While Bat Club isn't drastically reducing the annual price of playing sports that require significant equipment, the company is helping mitigate the up-front cost, which gives families the financial freedom to get their kids the latest equipment, according to Llarena. El Paso-based softball coach Susan Avena says that Bat Club has freed up money for her team to play in more tournaments. It also ensures that her players can have new gear each season without having to front the cost of softball bats or catching gear, each of which can cost $500 or more at the high school level.

"Before, the girls would show up at these games against teams that had all new equipment, and it was intimidating," she says. "This levels the playing field."

Later innings

Rico and Llarena are currently in talks with institutional investors, having raised all of the company's nearly $1 million in investment capital to date exclusively from friends and family. 

The co-founders' long-term plan is to expand Bat Club's offerings into other sports with expensive equipment, such as hockey or lacrosse.

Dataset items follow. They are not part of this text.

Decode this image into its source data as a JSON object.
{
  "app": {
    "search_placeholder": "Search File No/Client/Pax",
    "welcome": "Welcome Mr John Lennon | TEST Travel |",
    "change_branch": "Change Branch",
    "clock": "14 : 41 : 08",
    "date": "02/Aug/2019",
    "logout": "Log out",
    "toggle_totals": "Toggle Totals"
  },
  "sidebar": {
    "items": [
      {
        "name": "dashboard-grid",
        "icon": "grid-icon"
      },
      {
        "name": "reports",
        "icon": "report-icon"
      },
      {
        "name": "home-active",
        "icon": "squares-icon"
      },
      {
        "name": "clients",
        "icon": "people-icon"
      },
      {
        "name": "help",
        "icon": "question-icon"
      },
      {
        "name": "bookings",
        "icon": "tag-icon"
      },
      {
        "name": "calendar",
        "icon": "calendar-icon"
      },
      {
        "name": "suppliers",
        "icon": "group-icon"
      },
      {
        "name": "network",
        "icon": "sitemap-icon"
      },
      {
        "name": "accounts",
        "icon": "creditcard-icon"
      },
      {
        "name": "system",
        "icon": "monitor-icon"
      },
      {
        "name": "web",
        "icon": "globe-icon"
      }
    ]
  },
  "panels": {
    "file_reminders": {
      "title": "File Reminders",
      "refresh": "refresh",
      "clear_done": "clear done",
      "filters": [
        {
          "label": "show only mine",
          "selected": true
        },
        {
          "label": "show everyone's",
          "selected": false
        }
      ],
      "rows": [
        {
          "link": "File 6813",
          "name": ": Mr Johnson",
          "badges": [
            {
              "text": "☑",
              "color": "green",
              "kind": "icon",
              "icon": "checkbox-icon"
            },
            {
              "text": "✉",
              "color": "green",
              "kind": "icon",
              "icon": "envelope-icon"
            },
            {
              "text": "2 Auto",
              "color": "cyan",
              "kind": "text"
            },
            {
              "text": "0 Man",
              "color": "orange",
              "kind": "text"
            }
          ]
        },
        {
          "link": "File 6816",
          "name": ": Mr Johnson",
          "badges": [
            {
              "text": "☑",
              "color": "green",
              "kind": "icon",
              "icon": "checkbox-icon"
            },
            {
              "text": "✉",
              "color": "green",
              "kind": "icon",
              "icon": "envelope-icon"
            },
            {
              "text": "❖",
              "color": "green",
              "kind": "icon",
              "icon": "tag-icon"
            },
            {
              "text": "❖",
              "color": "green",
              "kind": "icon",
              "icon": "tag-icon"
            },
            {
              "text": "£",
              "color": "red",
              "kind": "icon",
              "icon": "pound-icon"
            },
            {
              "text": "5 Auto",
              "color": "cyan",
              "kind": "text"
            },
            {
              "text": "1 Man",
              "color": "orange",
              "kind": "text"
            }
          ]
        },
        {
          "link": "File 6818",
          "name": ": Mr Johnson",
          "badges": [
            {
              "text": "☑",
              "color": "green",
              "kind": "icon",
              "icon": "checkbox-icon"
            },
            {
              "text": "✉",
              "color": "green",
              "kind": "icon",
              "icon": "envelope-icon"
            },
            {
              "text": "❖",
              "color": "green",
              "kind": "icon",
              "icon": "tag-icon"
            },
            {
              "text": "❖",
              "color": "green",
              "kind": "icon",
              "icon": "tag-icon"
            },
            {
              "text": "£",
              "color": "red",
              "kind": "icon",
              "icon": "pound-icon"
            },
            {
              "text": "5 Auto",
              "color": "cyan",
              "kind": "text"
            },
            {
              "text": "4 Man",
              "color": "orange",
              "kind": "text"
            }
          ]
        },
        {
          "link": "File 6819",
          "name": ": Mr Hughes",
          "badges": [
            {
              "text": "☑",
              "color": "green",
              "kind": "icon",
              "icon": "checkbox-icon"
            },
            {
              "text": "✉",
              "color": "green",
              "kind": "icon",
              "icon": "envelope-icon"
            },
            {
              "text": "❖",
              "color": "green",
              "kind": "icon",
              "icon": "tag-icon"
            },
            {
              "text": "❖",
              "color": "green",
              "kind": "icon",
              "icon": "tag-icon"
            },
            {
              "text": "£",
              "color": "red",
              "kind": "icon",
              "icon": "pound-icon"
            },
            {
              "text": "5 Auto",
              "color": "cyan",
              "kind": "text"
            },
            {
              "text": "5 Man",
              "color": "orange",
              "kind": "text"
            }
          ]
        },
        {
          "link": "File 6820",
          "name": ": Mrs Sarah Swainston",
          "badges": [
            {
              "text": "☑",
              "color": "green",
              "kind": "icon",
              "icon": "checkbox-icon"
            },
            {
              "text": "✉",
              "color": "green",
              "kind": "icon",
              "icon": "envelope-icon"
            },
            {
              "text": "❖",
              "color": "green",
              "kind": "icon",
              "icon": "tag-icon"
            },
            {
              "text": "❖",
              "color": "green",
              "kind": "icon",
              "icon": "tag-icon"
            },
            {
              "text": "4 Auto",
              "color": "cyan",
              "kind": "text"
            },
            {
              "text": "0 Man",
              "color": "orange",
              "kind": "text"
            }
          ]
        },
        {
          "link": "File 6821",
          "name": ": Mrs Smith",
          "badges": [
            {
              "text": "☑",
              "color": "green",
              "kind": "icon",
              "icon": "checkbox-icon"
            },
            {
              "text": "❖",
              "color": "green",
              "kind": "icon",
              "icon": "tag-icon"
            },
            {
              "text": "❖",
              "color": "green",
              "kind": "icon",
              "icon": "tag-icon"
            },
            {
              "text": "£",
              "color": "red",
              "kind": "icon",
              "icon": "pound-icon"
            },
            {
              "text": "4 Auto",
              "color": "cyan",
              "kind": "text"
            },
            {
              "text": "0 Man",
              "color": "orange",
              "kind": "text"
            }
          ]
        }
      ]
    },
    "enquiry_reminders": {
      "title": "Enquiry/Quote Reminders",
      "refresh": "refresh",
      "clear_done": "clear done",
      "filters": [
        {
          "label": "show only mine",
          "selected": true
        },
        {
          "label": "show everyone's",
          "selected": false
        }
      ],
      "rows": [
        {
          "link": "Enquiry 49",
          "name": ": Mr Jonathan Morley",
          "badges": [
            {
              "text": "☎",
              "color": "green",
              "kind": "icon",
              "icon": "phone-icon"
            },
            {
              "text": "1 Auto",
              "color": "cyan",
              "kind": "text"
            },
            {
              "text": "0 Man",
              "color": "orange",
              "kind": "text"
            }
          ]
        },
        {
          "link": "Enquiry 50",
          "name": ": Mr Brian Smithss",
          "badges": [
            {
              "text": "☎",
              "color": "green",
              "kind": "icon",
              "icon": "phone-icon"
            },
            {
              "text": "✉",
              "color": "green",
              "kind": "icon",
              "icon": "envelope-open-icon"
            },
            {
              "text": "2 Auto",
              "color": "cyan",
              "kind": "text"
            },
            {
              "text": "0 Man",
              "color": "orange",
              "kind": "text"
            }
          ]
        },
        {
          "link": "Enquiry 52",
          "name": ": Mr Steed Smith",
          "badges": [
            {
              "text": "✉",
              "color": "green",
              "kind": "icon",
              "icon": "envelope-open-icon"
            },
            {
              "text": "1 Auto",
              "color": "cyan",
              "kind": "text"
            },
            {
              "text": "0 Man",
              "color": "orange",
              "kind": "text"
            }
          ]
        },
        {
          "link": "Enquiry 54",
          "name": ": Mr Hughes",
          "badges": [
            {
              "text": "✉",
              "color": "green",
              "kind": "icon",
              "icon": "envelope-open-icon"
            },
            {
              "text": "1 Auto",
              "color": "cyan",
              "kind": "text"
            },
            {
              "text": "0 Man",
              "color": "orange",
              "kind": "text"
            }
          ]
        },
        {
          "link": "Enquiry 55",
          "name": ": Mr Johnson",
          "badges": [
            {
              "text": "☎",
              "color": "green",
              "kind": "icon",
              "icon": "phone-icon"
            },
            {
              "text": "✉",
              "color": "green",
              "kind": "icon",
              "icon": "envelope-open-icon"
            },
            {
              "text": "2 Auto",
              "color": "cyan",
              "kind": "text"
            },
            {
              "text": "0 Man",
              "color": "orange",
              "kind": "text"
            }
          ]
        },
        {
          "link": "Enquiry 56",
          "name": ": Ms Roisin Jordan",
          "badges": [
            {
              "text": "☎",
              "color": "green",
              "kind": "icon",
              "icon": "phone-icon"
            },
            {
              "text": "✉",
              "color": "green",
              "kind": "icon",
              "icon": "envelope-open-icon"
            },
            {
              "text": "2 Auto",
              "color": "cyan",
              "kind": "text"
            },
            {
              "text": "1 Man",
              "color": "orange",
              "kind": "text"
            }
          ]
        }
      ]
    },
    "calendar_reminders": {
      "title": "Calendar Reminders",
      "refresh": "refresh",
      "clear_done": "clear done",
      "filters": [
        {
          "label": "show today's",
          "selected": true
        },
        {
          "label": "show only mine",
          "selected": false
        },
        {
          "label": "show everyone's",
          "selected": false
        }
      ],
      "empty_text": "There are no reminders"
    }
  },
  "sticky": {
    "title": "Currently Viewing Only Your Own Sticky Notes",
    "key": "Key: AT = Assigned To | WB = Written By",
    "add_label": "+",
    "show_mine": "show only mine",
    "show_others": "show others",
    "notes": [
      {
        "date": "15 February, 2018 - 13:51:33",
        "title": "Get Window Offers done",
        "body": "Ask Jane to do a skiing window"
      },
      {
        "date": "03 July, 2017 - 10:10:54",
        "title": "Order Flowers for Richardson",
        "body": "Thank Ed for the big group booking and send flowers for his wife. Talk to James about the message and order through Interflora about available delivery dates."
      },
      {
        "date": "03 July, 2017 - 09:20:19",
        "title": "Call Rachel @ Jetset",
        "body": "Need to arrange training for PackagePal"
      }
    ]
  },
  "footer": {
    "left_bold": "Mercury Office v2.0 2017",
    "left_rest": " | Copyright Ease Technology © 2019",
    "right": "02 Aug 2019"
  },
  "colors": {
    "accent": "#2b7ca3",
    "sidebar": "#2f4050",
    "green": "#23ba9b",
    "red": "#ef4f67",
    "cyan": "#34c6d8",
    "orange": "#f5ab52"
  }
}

For now, though, they're excited to see their product offer new possibilities to families. They think about all they gained from playing baseball -- confidence, teamwork skills, and each other's friendship, to name just a few -- and hope others can experience it too.

"It hurts to hear about kids not being able to play this sport because of the cost," says Llarena. "To help people afford to play this game, get the equipment they need, and not feel like they're at a disadvantage, it makes the hard work worth it for us."